14 octobre 2007

les prisons

«On devait quitter le château, c’était une décision qui semblait avoir été prise et contre laquelle ma mère s’insurgeait au bout du fil, on dormait dans les couloirs, en enfilade, de longs dortoirs dévorés par la pénombre et je m’éloignais doucement, mon sac auprès de moi, je ne voulais en aucun cas être associé à ma mère dans cette histoire, quitter ou pas, ce n’était pas ce qui comptait, l’important était de ne pas être en éveil — et de n’être pas en accord avec elle.
Et.
L’enfant courait à travers le bois, il était sûr de l’emplacement, il avait dit à son père qu’il y avait un autre enfant, en dessous, et le père avait alerté immédiatement la police qui, malgré ses doutes, avait suivi l’enfant. L’enfant avait décrit celui qui était enterré là-dessous, il avait dit que ce n’était pas un corps mais un gamin, debout, le visage levé vers le ciel, qui attendait qu’on le secoure, un visage rond aux cheveux noirs, la frange en arc de cercle sur le front haut, un Esquimau peut-être, ou un Péruvien, l’enfant avait frappé du poing une pierre dans la neige que la police avait marquée d’une croix rouge avant de se mettre à creuser, dégageant peu à peu une tranchée qui d’abord ne semblait mener à rien mais aboutissait à un élargissement.
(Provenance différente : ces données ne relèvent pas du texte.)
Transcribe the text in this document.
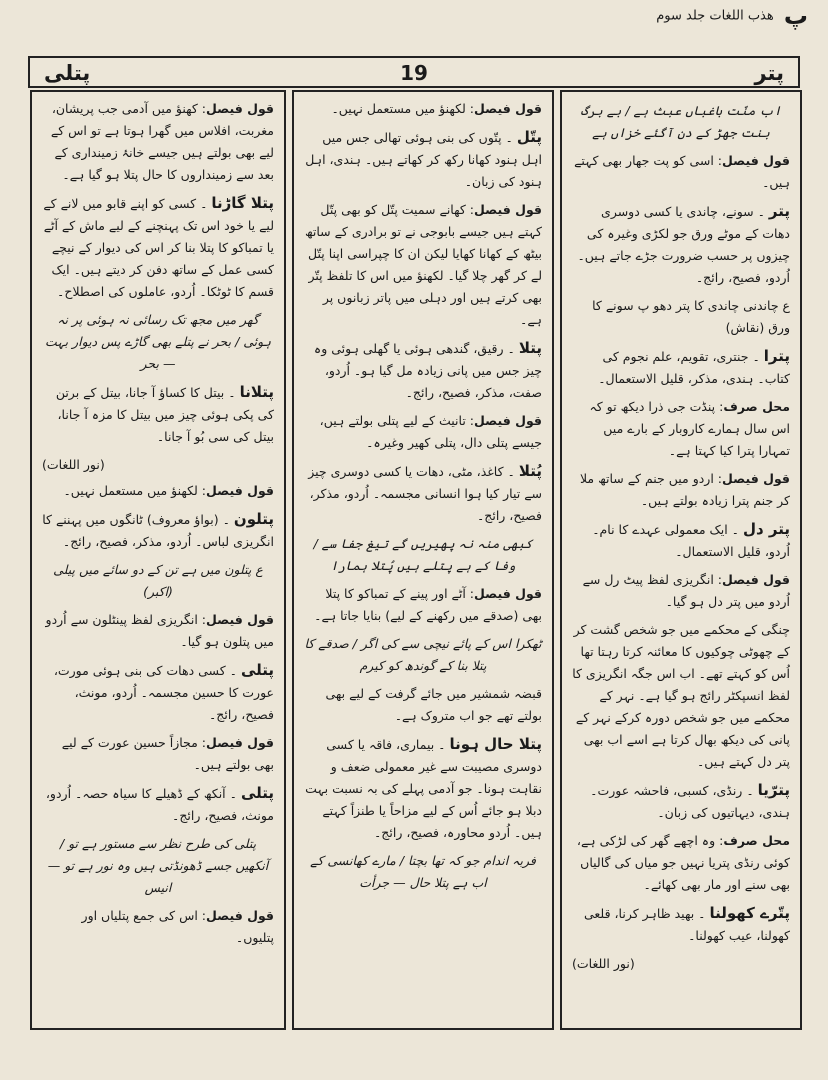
پ هذب اللغات جلد سوم
پتر
19
پتلی
اب منّت باغباں عبث ہے / بے برگ بنت جھڑ کے دن آگئے خزاں ہے
قول فیصل: اسی کو پت جھار بھی کہتے ہیں۔
پتر ۔ سونے، چاندی یا کسی دوسری دھات کے موٹے ورق جو لکڑی وغیرہ کی چیزوں پر حسب ضرورت جڑے جاتے ہیں۔ اُردو، فصیح، رائج۔
ع چاندنی چاندی کا پتر دھو پ سونے کا ورق (نقاش)
پترا ۔ جنتری، تقویم، علم نجوم کی کتاب۔ ہندی، مذکر، قلیل الاستعمال۔
محل صرف: پنڈت جی ذرا دیکھ تو کہ اس سال ہمارے کاروبار کے بارے میں تمہارا پترا کیا کہتا ہے۔
قول فیصل: اردو میں جنم کے ساتھ ملا کر جنم پترا زیادہ بولتے ہیں۔
پتر دل ۔ ایک معمولی عہدے کا نام۔ اُردو، قلیل الاستعمال۔
قول فیصل: انگریزی لفظ پیٹ رل سے اُردو میں پتر دل ہو گیا۔
چنگی کے محکمے میں جو شخص گشت کر کے چھوٹی چوکیوں کا معائنہ کرتا رہتا تھا اُس کو کہتے تھے۔ اب اس جگہ انگریزی کا لفظ انسپکٹر رائج ہو گیا ہے۔ نہر کے محکمے میں جو شخص دورہ کرکے نہر کے پانی کی دیکھ بھال کرتا ہے اسے اب بھی پتر دل کہتے ہیں۔
پترّیا ۔ رنڈی، کسبی، فاحشہ عورت۔ ہندی، دیہاتیوں کی زبان۔
محل صرف: وہ اچھے گھر کی لڑکی ہے، کوئی رنڈی پتریا نہیں جو میاں کی گالیاں بھی سنے اور مار بھی کھائے۔
پتّرے کھولنا ۔ بھید ظاہر کرنا، قلعی کھولنا، عیب کھولنا۔
(نور اللغات)
قول فیصل: لکھنؤ میں مستعمل نہیں۔
پتّل ۔ پتّوں کی بنی ہوئی تھالی جس میں اہل ہنود کھانا رکھ کر کھاتے ہیں۔ ہندی، اہل ہنود کی زبان۔
قول فیصل: کھانے سمیت پتّل کو بھی پتّل کہتے ہیں جیسے بابوجی نے تو برادری کے ساتھ بیٹھ کے کھانا کھایا لیکن ان کا چپراسی اپنا پتّل لے کر گھر چلا گیا۔ لکھنؤ میں اس کا تلفظ پتّر بھی کرتے ہیں اور دہلی میں پاتر زبانوں پر ہے۔
پتلا ۔ رقیق، گندھی ہوئی یا گھلی ہوئی وہ چیز جس میں پانی زیادہ مل گیا ہو۔ اُردو، صفت، مذکر، فصیح، رائج۔
قول فیصل: تانیث کے لیے پتلی بولتے ہیں، جیسے پتلی دال، پتلی کھیر وغیرہ۔
پُتلا ۔ کاغذ، مٹی، دھات یا کسی دوسری چیز سے تیار کیا ہوا انسانی مجسمہ۔ اُردو، مذکر، فصیح، رائج۔
کبھی منہ نہ پھیریں گے تیغ جفا سے / وفا کے ہے پتلے ہیں پُتلا ہمارا
قول فیصل: آٹے اور پینے کے تمباکو کا پتلا بھی (صدقے میں رکھنے کے لیے) بنایا جاتا ہے۔
ٹھکرا اس کے پائے نیچی سے کی اگر / صدقے کا پتلا بنا کے گوندھ کو کیرم
قبضہ شمشیر میں جائے گرفت کے لیے بھی بولتے تھے جو اب متروک ہے۔
پتلا حال ہونا ۔ بیماری، فاقہ یا کسی دوسری مصیبت سے غیر معمولی ضعف و نقاہت ہونا۔ جو آدمی پہلے کی بہ نسبت بہت دبلا ہو جائے اُس کے لیے مزاحاً یا طنزاً کہتے ہیں۔ اُردو محاورہ، فصیح، رائج۔
فربہ اندام جو کہ تھا بچتا / مارے کھانسی کے اب ہے پتلا حال — جرأت
قول فیصل: کھنؤ میں آدمی جب پریشان، مغربت، افلاس میں گھرا ہوتا ہے تو اس کے لیے بھی بولتے ہیں جیسے خانۂ زمینداری کے بعد سے زمینداروں کا حال پتلا ہو گیا ہے۔
پتلا گاڑنا ۔ کسی کو اپنے قابو میں لانے کے لیے یا خود اس تک پہنچنے کے لیے ماش کے آٹے یا تمباکو کا پتلا بنا کر اس کی دیوار کے نیچے کسی عمل کے ساتھ دفن کر دیتے ہیں۔ ایک قسم کا ٹوٹکا۔ اُردو، عاملوں کی اصطلاح۔
گھر میں مجھ تک رسائی نہ ہوئی پر نہ ہوئی / بحر نے پتلے بھی گاڑے پس دیوار بہت — بحر
پتلانا ۔ بیتل کا کساؤ آ جانا، بیتل کے برتن کی پکی ہوئی چیز میں بیتل کا مزہ آ جانا، بیتل کی سی بُو آ جانا۔
(نور اللغات)
قول فیصل: لکھنؤ میں مستعمل نہیں۔
پتلون ۔ (بواؤ معروف) ٹانگوں میں پہننے کا انگریزی لباس۔ اُردو، مذکر، فصیح، رائج۔
ع پتلون میں ہے تن کے دو سائے میں پیلی (اکبر)
قول فیصل: انگریزی لفظ پینٹلون سے اُردو میں پتلون ہو گیا۔
پتلی ۔ کسی دھات کی بنی ہوئی مورت، عورت کا حسین مجسمہ۔ اُردو، مونث، فصیح، رائج۔
قول فیصل: مجازاً حسین عورت کے لیے بھی بولتے ہیں۔
پتلی ۔ آنکھ کے ڈھیلے کا سیاہ حصہ۔ اُردو، مونث، فصیح، رائج۔
پتلی کی طرح نظر سے مستور ہے تو / آنکھیں جسے ڈھونڈتی ہیں وہ نور ہے تو — انیس
قول فیصل: اس کی جمع پتلیاں اور پتلیوں۔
Le policier avait fait soudain un bond en arrière en découvrant le captif : il était debout, le visage tourné vers le ciel, les yeux en amande, aveugles et blancs, seulement ce n’était plus un enfant mais un adolescent laissé là, enfermé, abandonné, dont les traits marquaient toujours l’espoir d’être retrouvé — mais la mort, blanche elle aussi, l’avait trouvé la première, et à ses côtés, les autres enfants que renfermait la prison de glace.»